Und schließlich, am Ende der Saga, kommt jener atemraubende Moment in der Scheune. Draußen der trommelnde Regen. Und drinnen schenkt Rose von Shannon, die gerade ihr Kind verloren hat, ihre Muttermilch einem kranken, hungernden Fremden. Das klingt wie ein altes Kinderlied - wie dessen atemberaubender letzter Vers. Und doch so natürlich.

Freunde, die das Manuskript gelesen hatten, waren skeptisch. Warum ein Fremder? Steinbeck wußte intuitiv warum. Der Impuls war richtig - organisch. Es paßte - eben wie die Finger der Hand, die Äste der Bäume.

Dieses Buch ist mehr als eine Erzählung über eine epische Reise in einem schwer beladenen, überfüllten alten Dodge jalopy entlang der Highway 66. Über heißen Wüstensand, unterwegs Richtung Kanaan, dem Land, in dem Milch und Honig fließen. Und weiter noch Richtung Desillusionierung und Offenbarung. Dieses Buch ist eine Hymne auf die menschliche Gemeinschaft. Und das Überleben.

Und diese Jubiläumsausgabe ist mehr als die goldene Geburtstagsfeier eines ewigen Buches. Es ist so aktuell wie die Dürre 1988. Wenn man mich fragt: „Was ist der beste Roman, den Sie dieses Jahr gelesen haben?“, ist die Antwort ganz einfach: Die Früchte des Zorns. 1939, als das Buch herauskam, nannte Dorothy Parker es „den größten amerikanischen Roman, den ich je gelesen habe“. Mit mir wird sie sich darüber nicht streiten müssen.

Die Achtziger zeichnen sich durch eine Ethik des Jeder-für -sich, durch Verachtung derer, die sich dagegen wehren, aus.
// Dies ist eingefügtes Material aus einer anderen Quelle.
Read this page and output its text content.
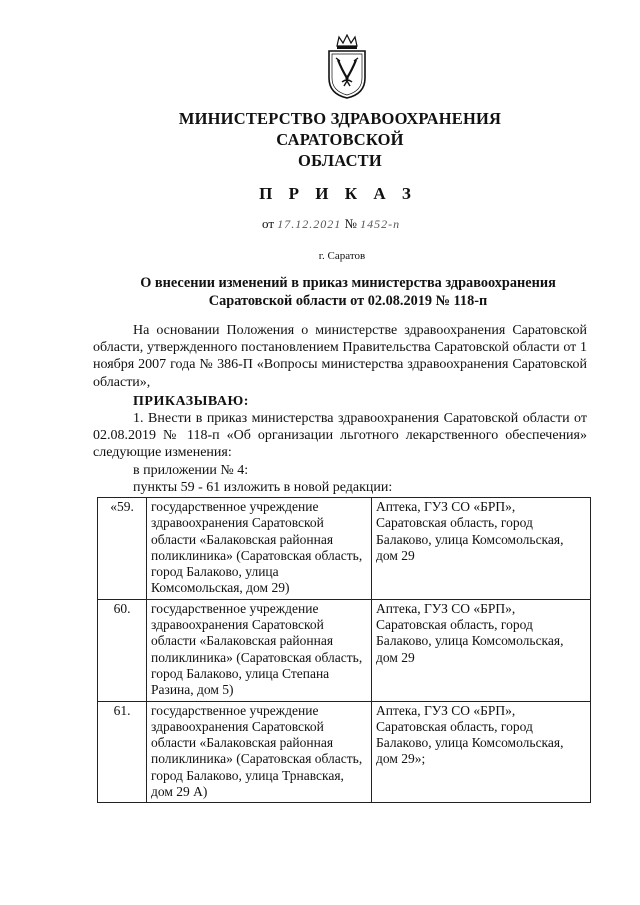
МИНИСТЕРСТВО ЗДРАВООХРАНЕНИЯ
САРАТОВСКОЙ
ОБЛАСТИ
П Р И К А З
от 17.12.2021 № 1452-п
г. Саратов
О внесении изменений в приказ министерства здравоохранения Саратовской области от 02.08.2019 № 118-п

На основании Положения о министерстве здравоохранения Саратовской области, утвержденного постановлением Правительства Саратовской области от 1 ноября 2007 года № 386-П «Вопросы министерства здравоохранения Саратовской области»,

ПРИКАЗЫВАЮ:

1. Внести в приказ министерства здравоохранения Саратовской области от 02.08.2019 № 118-п «Об организации льготного лекарственного обеспечения» следующие изменения:

в приложении № 4:

пункты 59 - 61 изложить в новой редакции:

«59.	государственное учреждение здравоохранения Саратовской области «Балаковская районная поликлиника» (Саратовская область, город Балаково, улица Комсомольская, дом 29)	Аптека, ГУЗ СО «БРП», Саратовская область, город Балаково, улица Комсомольская, дом 29
60.	государственное учреждение здравоохранения Саратовской области «Балаковская районная поликлиника» (Саратовская область, город Балаково, улица Степана Разина, дом 5)	Аптека, ГУЗ СО «БРП», Саратовская область, город Балаково, улица Комсомольская, дом 29
61.	государственное учреждение здравоохранения Саратовской области «Балаковская районная поликлиника» (Саратовская область, город Балаково, улица Трнавская, дом 29 А)	Аптека, ГУЗ СО «БРП», Саратовская область, город Балаково, улица Комсомольская, дом 29»;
Das spiegelt sich schon in unserer Sprache wider: Opfer werden zu „Verlierern“. Dieses Wort, mit seiner neuen Bedeutung, ist so bekannt und gebräuchlich wie „ganz unten“. Und weil ganz oben für „Verlierer“ kein Platz ist, haben sie nicht einmal mehr ein „Unten“. Die Joads wären in dieses dunkle Loch gefallen, so wie Millionen Enteignete heute.

Nicht, daß die Dreißiger keine schäbigen, gemeinen Seelen gekannt hätten. Gott weiß, die Joads und ihre Leute begegneten ihnen überall. Nicht nur die Klubs der Bürgerwehren, der Fluch der Großpflanzer, die eisige Kälte der Banken. Nein, dann solche Leute wie Joe Davis‘ Sohn. Als die Bulldozer anrollten und die Hütten der Pachtbauern niederwalzten, wurden sie von Söhnen der Nachbarn gefahren.

Der Mann, der in seinem eisernen Sitz saß, sah nicht wie ein Mensch aus: behandschuht, Gummimaske über Nase und Mund, war er Teil des Monsters, ein Roboter auf dem Sitz...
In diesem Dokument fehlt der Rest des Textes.